Your “strong friend” need a “strong friend” too!
Oh no, he/she is fine, they don’t need my help. Plus there is nothing I can do.
How do you know? Did you ever tried? Have you check on them lately? How about you stand in the gap this one time.
There is a lovely song that I like: https://www.youtube.com/watch?v=2kaOkmJmxr0&feature=emb_logo
“I heard that you were hurting
That you were suffering pain
But I didn’t dare just turn my head
And look the other way.
For when your heart is aching
My heart is aching too
Let me help you bear your burdens
That’s the least I can do.
I’ll be standing in the gap for you
Just remember someone somewhere
Is praying for you
Calling out your name
Praying for your strength
I’ll be standing in the gap for you”…..
In the book of beginning we see where God said it was not good for man to be alone. (Gen. 2) You would have think Adam was fine on his own right? He had dominion, he was in charge. He was able to name all the animals by himself. However, God saw it necessary for him to have someone with him. It was needful for him to have a help meet. How are we any different? Ecclesiastes 4:9-10 tell us ” Two are better than one; because they have a good reward for their labour. For if they fall, the one will lift up his fellow: but woe to him that is alone when he falleth; for he hath not another to help him up.” Together is better so we can help to support each other. It shouldn’t be a one way street. I can call on you when I need you but when you need me Im no where to be found. I need you, you need me.
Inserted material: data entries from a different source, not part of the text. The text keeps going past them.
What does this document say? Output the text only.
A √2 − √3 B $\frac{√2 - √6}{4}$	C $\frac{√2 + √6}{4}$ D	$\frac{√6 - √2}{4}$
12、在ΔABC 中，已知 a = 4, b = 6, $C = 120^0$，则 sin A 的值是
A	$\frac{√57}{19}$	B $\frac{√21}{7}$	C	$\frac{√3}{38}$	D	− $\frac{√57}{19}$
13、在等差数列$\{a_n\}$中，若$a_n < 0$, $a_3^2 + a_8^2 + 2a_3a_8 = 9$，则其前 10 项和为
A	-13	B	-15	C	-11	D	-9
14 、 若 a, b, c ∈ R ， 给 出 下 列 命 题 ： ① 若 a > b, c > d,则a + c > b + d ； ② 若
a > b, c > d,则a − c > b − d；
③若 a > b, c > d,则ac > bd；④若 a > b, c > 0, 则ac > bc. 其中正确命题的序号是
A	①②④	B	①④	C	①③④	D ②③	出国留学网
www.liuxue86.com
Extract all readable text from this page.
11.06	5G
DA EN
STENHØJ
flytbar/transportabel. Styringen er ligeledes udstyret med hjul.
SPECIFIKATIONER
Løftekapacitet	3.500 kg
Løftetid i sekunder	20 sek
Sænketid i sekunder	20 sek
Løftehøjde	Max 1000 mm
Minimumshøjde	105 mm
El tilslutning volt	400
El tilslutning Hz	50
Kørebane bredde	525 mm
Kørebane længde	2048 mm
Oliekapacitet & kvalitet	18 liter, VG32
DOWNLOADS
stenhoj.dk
People need people. Whether we accept it or not. Even if you may like to be alone, lock away in your small corner. People are made for people. We need each other.
Had it been you suffering hurt, wouldnt you had like someone to check on you?
How about you check on your strong friends heart! Remind them that you care, encourage their heart. Let them know they still have a place in your life just in case they haven’t felt like it lately. Think about something they have done and let them know you appreciate them. Tell them something you admire about them. Highlight their strong area. How bad can it be? How much will it cost you?
Go ahead, share a kind word with a friend (love ones). You’ll be surprise how much they need to hear it and how much difference it makes.